Hacker News new | ask | show | jobs
by column 4114 days ago
How I did it:

0. Download and install Tesseract https://code.google.com/p/tesseract-ocr/

1. Crop and adjust curves of the image in Paint.Net (= get a better contrast) to ease OCR

2. Save as PNG in the folder of Tesseract

3. Open cmd in Tesseract folder, type tesseract kayak.png kayak (produces kayak.txt)

4. Open kayak.txt in Notepad++, remove empty lines (to have correct indexes), CTRL+F "KAYAK"

3 comments

Doesn't this only work if the word is west-to-east? Seems like it'd fail for any other orientation (there are 7 others).

(Well, for a palindrome, it works for east-to-west too - so I guess you missed 6).

You are correct. However, it is stated that 'KAYAK' appears only once and it seems to me that CTRL+Fing should be the first thing to do when searching for a string in a relatively small text. The next step, had the CTRL+F failed, would have been to search for "KAYAK" vertically/diagonally programmatically.

(on a sidenote, you're counting is incorrect, as it is a palindrome there really is only 4 directions for the word to appear: W-E, N-S, NW-SE, NE-SW)

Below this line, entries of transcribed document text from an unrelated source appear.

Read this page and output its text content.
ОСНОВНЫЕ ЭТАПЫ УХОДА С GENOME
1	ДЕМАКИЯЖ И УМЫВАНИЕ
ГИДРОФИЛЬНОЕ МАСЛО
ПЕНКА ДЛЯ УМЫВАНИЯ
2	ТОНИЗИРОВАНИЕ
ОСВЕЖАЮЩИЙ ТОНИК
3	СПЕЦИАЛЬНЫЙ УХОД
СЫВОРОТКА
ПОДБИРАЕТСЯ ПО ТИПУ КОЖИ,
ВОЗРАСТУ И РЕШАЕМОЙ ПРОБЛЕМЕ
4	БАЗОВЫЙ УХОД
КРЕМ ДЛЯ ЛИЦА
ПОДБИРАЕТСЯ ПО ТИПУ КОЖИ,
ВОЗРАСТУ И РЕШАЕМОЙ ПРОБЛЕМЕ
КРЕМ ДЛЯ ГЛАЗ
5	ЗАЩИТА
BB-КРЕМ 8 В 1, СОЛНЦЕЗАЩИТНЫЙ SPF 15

for vertical, you could transpose the crossword then Ctrl+F, just being aware that the result has its columns and rows switched.
This is the output of Tesseract (once empty lines are removed):

    AAYKAKAYKAYYKKAAKAYAAAYKYKYAYK
    KYYAKYAAAYKAAKKYAKKKAAAKAAYKAA
    KKKYAKAKAYKKYKKYKKAKYAAAAKAAKK
    YKAAKYAAKKKKKAYAYYYYYAAKAAKKKK
    KKAYYAAKKYYAYAAKAAKKAAYKAKKAAK
    KKAAAKAAAKKAKKKYAAAYKYAYAKYKAA
    KKYKAAAAAAAAAAKKAAAKYYAKAKAKKY
    KKKKKKAKYYKYYKKAAYAKAAAKYAKKAA
    KAKKAKAYKAAYAKYYKKAYKKKAAAAAKA
    KKAKAKAKAAAKAYAYKAKAYYAYKKAKYY
    AAAYAKKKAKKAKYKAYKKAKKYKAAKKYY
    YKKKYKKYAAAKKKKAKAYKKKKKAAKKKY
    KKAKAYKAAKAKKYYAKAYAAKYAAAAAAA
    AAAAKKYAAKKAAYKKAAAYAYAKYAKAYK
    AKKAKKAYKAAYKYKAKYAAKKYKKKKKKA
    KYKAAKKYAYKAKKKYKAKAYAYKYAAAKK
    KAYYKKAKYKAYAAKAYAAYYYAKKYKYKK
    KKKKAKAYAAAKKAYAYKKYAKAAAAYKAY
    AYKAKKKAAKAKAYAAAKKYKKAYKAYAYY
    KYAYKAYAKAKYYKYKAKAAYKYKKAYKAK
    AKAKKAKKAKKKKAAAKYYYYKAKAAAAAK
    KAKYYKAKKYKYAKYAAAAAKAKAYAAKKA
    KKAAAKKAKAKKAAKAYAAYAAAKKAAYYA
    KAKKYYKKAYAYKKAKKYYKYKYKKAAAKA
How do you do OCR in Paint.Net ?
In Paint.Net I only adjusted the curves (CTRL+SHIFT+M) to get a better contrast. The OCR is done by Tesseract. This solution is all about using the right tool for the job.
Sorry I misunderstood your comment. Was just wondering how you are doing OCR in Paint.Net. Thank you for your clarification.